Water supply and sanitation in Mali is characterized by serious challenges. Unclean water can lead to many diseases that are potentially fatal. Water supply issues lead to a variety of issues throughout the country.

Childhood diarrhea
Childhood diarrhea is a waterborne disease and is a primary cause of death in the children population of Mali. Many studies have been conducted in order to reduce this problem, but the number of children dying from waterborne diseases in Mali has risen.

Improved hygiene
Studies have shown that improved hygiene has been effective in decreasing the mortality rate, which, in some cases, is as high as 45%.  These studies showed that improved hygiene was twice as effective at reducing waterborne diseases than improved drinking sources, which was unsuccessful due to re-contamination. Re-contamination, in these cases, often occurred in households due to improper water handling and storage. 
Inadequate water, sanitation, and hygiene (WASH) programs have been implemented to improve access to clean water as well as improve hygiene techniques to decrease contamination of water. Improvements to WASH at schools have been shown to reduce diarrheal disease, acute respiratory infections, soil-transmitted infections, and absence among pupils, though results are not consistent between studies. This is due to a number of factors: weak program design, poor program fidelity, limited adherence, or weak evaluation of results, as well as pupil reported outcomes.

Lack of access to water

Agriculture
Agriculture is the number one economic industry in Mali. Mali has been deemed the ‘food basket’ of the West African region. More than 200,000 hectare (2000 km^2) of land is currently leased to use for growing highly water-demanding crops such as rice and sugar cane, which creates a pressing need to improve water management system. Many local Malians are poor subsistence farmers, heavily reliant on natural resources and are vulnerable to environmental issues and lack of accessible water. Poor water management has led to wasteful and inefficient water use, which leads to problems such as degradation of infrastructure, environmental damage, and water accessibility issues for others. Due to increased urbanization and industrial growth, as well as reduced rain fall due to climate change, the inadequacy and limits of water access have been highly. Office du Niger (ON) was created to manage and develop the land and water sources in the area. The ON does not directly handle environmental protection but may intervene if water management systems are affected by environmental problems.

Water pricing
Water pricing is a controversial and politically sensitive subject for many. Large-scale investments in agricultural land (LSIALs) have created many issues for water accessibility and use. A water pricing system that recognizes the economic value of water is crucial to obtain full benefits from these investments, while protecting the livelihood of other users and the environment. This has raised issues in the Office du Niger (ON), where the present water management system relies on a flat rate per hectare pricing. This does not encourage water conservation. The proposed theory is implementing a volumetric water pricing system.

"WASH"
According to best estimates by The United Nations Children’s Fund, only 51% of schools in low-income settings have access to water, and 45% have adequate sanitation facilities

Wells and pumps
Wells serve as the primary source of water for many communities in Mali. Wells are typically left uncovered and untreated as well treatment is regarded as too expensive. This creates many issues of health issues, particularly diarrhea. Hand dug wells are common, and lead to issues such as erosion and contaminated water from the erosion. Standing water surrounding the wells and pumps provides a breeding ground for mosquitos, which create the issue of a breeding ground for malaria. The issue of standing water surrounding wells and pumps can be addressed by installing gravel-pits at the base of wells and pumps, allowing runoff water to soak back into the ground.

Challenges

Open defecation
Open defecation is a common occurrence in Mali. Out of people who do not have access to safe drinking water, over half of them live in rural areas.  Diseases can easily be spread when fecal matter contaminates water sources, such as groundwater. In these cases, villagers can easily consume the contaminated water or use it when preparing food. This may lead to villagers having diarrhea, which can worsen malnutrition, which is already a problem in Mali.

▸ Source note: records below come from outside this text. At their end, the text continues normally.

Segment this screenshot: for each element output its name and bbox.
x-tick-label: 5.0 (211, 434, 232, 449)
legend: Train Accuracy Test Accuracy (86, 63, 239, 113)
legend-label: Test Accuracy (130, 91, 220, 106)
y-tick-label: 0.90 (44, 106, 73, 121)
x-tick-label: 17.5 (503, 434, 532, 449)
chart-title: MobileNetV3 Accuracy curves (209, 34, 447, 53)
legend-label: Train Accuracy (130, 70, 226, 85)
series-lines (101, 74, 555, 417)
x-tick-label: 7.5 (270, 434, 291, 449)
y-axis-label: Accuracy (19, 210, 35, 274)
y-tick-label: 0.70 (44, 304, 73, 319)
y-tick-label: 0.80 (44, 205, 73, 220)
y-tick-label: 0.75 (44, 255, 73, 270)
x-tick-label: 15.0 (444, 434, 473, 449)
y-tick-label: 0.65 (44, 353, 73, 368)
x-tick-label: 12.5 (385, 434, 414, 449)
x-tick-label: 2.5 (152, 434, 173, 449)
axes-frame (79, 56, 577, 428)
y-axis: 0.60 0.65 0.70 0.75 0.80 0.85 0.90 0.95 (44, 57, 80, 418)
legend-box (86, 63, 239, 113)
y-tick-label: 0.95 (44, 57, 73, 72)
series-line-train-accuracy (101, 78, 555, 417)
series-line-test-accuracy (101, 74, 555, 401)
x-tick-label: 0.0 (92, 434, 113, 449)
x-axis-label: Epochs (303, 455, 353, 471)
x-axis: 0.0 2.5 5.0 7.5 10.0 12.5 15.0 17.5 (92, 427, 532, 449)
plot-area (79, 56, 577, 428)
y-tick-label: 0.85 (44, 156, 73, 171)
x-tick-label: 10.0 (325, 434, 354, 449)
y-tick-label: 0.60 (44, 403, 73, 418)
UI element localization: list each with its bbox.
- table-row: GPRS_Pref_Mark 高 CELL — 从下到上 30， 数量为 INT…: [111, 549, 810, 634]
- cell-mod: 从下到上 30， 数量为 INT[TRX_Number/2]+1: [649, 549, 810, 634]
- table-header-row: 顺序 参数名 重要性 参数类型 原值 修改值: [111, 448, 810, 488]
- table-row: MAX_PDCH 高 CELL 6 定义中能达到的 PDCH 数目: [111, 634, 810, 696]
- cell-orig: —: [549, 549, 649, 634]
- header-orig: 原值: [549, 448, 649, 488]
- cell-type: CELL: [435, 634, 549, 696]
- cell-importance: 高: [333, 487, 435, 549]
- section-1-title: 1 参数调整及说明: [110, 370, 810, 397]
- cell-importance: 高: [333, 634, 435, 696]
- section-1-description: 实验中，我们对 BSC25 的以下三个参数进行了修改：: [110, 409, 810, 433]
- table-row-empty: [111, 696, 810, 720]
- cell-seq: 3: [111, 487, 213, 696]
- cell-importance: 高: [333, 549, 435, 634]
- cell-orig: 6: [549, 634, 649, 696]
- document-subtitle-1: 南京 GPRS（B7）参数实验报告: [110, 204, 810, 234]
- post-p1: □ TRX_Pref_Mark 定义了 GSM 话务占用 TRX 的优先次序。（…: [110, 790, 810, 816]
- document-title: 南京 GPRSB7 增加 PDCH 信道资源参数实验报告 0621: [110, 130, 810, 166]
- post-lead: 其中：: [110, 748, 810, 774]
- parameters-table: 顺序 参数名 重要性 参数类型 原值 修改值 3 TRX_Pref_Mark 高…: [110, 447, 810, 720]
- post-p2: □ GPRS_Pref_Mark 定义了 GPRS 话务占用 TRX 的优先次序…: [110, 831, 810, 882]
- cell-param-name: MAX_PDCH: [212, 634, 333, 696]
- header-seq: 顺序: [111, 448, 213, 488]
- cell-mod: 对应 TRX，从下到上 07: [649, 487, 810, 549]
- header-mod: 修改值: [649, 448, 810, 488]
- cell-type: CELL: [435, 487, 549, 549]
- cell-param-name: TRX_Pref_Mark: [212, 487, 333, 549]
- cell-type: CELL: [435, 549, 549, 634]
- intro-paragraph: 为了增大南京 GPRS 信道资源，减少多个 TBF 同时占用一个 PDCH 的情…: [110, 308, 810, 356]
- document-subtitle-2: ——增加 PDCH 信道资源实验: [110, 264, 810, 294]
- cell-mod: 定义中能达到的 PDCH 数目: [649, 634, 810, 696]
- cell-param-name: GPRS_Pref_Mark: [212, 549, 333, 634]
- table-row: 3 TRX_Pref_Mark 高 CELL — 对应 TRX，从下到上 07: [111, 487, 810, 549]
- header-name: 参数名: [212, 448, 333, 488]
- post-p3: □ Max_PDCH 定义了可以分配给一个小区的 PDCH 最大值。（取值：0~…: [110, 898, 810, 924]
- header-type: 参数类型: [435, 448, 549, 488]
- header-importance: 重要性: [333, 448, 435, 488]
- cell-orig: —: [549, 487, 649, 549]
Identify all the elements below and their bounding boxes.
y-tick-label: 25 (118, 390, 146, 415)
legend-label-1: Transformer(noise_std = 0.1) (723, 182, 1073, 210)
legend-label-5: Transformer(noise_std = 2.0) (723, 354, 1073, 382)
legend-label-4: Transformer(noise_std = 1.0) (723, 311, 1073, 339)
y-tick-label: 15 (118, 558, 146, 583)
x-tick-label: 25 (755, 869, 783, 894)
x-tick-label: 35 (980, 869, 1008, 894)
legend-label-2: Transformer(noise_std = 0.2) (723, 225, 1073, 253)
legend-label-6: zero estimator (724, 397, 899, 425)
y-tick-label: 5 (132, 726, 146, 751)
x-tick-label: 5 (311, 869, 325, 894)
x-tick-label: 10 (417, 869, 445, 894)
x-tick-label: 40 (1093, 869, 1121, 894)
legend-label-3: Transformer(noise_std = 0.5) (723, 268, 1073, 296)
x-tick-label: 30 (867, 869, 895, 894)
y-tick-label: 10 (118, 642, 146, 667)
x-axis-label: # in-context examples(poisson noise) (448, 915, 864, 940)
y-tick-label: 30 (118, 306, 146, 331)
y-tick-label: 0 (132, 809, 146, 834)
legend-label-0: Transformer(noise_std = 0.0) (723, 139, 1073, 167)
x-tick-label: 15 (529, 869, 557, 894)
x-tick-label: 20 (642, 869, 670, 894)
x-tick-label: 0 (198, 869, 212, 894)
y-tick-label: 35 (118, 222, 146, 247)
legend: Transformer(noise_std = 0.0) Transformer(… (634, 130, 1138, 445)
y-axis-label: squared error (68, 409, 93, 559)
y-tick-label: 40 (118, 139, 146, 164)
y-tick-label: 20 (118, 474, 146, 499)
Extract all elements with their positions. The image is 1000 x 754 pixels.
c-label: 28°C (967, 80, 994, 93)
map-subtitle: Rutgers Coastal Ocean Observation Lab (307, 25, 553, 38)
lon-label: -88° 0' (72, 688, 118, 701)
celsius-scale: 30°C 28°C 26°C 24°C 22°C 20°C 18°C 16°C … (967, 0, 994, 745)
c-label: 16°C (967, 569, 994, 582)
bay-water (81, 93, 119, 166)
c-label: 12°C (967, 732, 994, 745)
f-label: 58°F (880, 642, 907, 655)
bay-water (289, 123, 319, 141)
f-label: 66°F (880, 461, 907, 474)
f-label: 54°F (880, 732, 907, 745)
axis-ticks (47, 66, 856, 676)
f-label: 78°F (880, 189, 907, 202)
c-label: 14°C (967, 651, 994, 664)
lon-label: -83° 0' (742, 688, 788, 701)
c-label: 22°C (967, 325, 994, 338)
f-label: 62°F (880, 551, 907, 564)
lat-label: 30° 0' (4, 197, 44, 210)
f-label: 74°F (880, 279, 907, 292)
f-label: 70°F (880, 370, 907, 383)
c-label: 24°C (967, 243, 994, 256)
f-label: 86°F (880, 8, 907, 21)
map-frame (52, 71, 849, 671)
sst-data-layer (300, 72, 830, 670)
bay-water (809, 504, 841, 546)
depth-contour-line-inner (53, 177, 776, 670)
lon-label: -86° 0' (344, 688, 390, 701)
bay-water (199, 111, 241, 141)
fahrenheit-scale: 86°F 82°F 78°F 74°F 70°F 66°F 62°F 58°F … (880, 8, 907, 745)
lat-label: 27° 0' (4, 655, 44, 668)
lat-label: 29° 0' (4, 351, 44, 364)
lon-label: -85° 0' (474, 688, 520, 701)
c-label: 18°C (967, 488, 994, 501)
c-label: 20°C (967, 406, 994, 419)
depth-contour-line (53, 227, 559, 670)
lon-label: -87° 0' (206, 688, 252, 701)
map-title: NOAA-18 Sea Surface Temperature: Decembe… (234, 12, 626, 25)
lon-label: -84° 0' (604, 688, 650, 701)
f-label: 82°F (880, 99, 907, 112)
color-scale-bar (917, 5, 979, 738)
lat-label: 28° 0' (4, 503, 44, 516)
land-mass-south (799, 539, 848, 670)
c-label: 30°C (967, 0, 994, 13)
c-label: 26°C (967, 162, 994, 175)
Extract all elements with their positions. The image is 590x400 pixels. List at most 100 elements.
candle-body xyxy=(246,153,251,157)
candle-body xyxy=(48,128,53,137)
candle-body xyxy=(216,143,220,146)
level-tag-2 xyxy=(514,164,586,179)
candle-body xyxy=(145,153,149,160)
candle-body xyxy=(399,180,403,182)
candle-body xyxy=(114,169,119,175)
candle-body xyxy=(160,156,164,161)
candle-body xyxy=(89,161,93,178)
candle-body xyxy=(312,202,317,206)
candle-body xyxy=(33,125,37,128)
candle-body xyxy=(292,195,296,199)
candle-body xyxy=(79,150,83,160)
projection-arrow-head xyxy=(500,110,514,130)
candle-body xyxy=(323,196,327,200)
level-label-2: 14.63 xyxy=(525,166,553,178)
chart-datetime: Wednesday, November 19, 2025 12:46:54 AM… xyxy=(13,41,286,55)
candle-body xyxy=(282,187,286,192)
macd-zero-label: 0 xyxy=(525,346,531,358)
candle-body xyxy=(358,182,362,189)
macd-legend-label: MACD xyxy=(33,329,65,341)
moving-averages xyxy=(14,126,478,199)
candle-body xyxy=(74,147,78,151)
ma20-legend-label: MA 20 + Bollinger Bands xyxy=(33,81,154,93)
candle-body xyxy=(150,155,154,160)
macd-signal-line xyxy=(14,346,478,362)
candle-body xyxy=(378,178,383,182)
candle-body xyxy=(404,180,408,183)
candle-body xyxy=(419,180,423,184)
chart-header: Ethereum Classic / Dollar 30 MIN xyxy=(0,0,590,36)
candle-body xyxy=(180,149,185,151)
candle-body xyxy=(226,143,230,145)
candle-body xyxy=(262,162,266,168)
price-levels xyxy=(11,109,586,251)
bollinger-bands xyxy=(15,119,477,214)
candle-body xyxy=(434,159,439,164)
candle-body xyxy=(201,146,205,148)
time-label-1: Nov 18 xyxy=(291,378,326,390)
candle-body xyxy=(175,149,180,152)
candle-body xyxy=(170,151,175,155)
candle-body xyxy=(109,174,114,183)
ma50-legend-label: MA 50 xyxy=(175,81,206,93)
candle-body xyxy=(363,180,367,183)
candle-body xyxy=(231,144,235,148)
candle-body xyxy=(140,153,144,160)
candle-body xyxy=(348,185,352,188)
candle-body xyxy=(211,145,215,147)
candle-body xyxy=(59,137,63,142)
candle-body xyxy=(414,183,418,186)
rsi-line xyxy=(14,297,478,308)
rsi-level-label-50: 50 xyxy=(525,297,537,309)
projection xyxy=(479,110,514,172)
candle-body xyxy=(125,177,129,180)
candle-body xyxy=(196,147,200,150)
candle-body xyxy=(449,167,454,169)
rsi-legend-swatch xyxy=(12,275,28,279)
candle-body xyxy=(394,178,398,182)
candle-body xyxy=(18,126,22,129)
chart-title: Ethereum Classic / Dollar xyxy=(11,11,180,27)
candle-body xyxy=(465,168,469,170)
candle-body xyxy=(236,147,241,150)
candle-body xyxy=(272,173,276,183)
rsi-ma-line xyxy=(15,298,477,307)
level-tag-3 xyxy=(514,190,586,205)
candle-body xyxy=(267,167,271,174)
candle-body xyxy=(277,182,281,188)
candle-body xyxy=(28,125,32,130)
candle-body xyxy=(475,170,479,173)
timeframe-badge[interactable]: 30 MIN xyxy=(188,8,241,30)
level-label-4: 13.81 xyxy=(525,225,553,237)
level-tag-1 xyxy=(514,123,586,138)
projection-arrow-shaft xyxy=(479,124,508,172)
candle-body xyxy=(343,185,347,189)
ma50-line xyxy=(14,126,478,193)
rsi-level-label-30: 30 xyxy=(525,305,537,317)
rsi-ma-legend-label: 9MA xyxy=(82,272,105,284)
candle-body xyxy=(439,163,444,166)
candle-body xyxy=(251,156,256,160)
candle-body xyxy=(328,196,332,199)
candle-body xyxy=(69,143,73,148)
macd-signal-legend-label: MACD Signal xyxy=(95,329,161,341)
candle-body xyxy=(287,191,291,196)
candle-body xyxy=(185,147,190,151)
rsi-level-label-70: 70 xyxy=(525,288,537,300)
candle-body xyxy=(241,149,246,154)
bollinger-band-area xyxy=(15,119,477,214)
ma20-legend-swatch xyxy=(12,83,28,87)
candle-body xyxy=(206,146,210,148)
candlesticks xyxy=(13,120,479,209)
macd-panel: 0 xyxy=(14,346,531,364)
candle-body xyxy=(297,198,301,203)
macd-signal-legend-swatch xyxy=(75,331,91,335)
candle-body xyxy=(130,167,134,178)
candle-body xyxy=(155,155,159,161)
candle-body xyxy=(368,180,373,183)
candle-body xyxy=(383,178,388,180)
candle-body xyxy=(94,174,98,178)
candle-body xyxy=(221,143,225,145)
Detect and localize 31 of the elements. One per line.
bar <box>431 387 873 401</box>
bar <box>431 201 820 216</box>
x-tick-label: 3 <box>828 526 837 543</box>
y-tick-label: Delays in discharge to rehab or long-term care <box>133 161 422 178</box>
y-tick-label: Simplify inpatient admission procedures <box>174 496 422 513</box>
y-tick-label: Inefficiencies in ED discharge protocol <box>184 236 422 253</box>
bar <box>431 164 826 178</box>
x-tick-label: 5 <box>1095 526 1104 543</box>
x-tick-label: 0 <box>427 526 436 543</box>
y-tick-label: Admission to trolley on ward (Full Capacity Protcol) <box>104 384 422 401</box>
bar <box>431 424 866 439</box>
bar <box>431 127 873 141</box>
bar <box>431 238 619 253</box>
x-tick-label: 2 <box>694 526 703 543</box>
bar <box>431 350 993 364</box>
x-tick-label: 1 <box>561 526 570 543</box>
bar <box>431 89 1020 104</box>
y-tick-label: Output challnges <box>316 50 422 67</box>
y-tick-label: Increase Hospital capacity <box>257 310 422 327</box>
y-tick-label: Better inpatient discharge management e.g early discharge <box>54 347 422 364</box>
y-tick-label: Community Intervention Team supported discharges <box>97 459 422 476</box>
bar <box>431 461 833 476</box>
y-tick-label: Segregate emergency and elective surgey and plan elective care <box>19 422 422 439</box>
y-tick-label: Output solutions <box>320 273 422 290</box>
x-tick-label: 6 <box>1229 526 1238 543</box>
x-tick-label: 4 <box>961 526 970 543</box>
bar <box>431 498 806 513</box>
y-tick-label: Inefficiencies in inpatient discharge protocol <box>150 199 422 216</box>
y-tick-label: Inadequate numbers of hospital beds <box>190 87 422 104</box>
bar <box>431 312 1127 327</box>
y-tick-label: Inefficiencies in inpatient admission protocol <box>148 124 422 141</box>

Water quality at public institutions
Water sanitation and quality is also a problem at hospitals in Mali where water is not clean and toilets are not hygienic for women. In fact, these are in the list of the top five killers of women worldwide. Women who are about to deliver are at great risk of complications due to health centers being unable to prevent many infections. They often have to relieve themselves outside because public restrooms are not available. Only 20% of health facilities in Mali were reported to have clean water. The same situation arises when it comes to Malian schools. Only 57 percent of schools provide some sort of sanitation facility, an even smaller percentage of that provides students with separate gender restrooms.